|
|
|
|
|
by rramadass
2459 days ago
|
|
This is great! These are some concrete and non-trivial architectural techniques for "Systems Programming" :-) I have had opportunity to work on/with some of these techniques on Fast Network Protocol/Security Appliances and so have some familiarity with them. However some of your hints(breadcrumbs?) are not known to me and hence i have something to research and study. Thank you. PS: Can you add some more details on the above techniques? Like System/Library/API calls to look into, books/papers/articles to read etc? |
|
Speaking of breadcrumbs, if the ring buffer has fixed-size entries, a reader can come in later and start reading old entries first, say halfway back. This is helpful if you want to start a new reader and then kill an old one, and not skip any entries.
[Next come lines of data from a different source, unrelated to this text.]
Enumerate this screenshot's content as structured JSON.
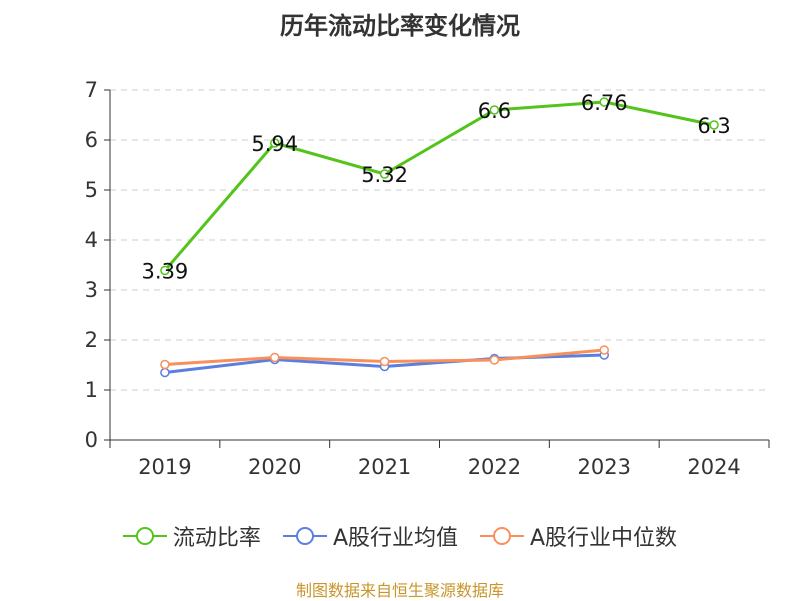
{
  "chart_data": {
    "type": "line",
    "title": "历年流动比率变化情况",
    "categories": [
      "2019",
      "2020",
      "2021",
      "2022",
      "2023",
      "2024"
    ],
    "ylim": [
      0,
      7
    ],
    "yticks": [
      0,
      1,
      2,
      3,
      4,
      5,
      6,
      7
    ],
    "grid": true,
    "legend_position": "bottom",
    "series": [
      {
        "name": "流动比率",
        "color": "#52c41a",
        "values": [
          3.39,
          5.94,
          5.32,
          6.6,
          6.76,
          6.3
        ],
        "show_labels": true
      },
      {
        "name": "A股行业均值",
        "color": "#5b7fdf",
        "values": [
          1.35,
          1.61,
          1.47,
          1.63,
          1.7,
          null
        ],
        "show_labels": false
      },
      {
        "name": "A股行业中位数",
        "color": "#f7905b",
        "values": [
          1.51,
          1.65,
          1.57,
          1.6,
          1.8,
          null
        ],
        "show_labels": false
      }
    ]
  },
  "source_text": "制图数据来自恒生聚源数据库"
}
It helps if the ring has power-of-two size, and the head pointer/index is 64 bits and increases monotonically. Then the high bits are easily masked off on each use, so that arithmetic on pairs of positions is simpler.
For variable-sized entries, an array of N "breadcrumbs", past positions near 1/Nth indices, allows jumping in at earlier positions. If traffic is low enough, you might be able to buffer a whole day's traffic, and get random access starting from breadcrumbs; otherwise, you can log old entries to a sequential file, and also log the breadcrumbs, translated to file offsets, as a global index.
Downstream processes can each sequentially log an individual field of each record, with a breadcrumb index to enable full records to be reconstructed. Often these column logs can be compressed, with enormous efficiency, between breadcrumbs: 98% compression may be easy to achieve for slowly-changing or limited-alphabet values.
Lz4 and Zstd are excellent compression engines. Lz4 really shines for fast decompression. There is no excuse for zlib/gz compression anymore.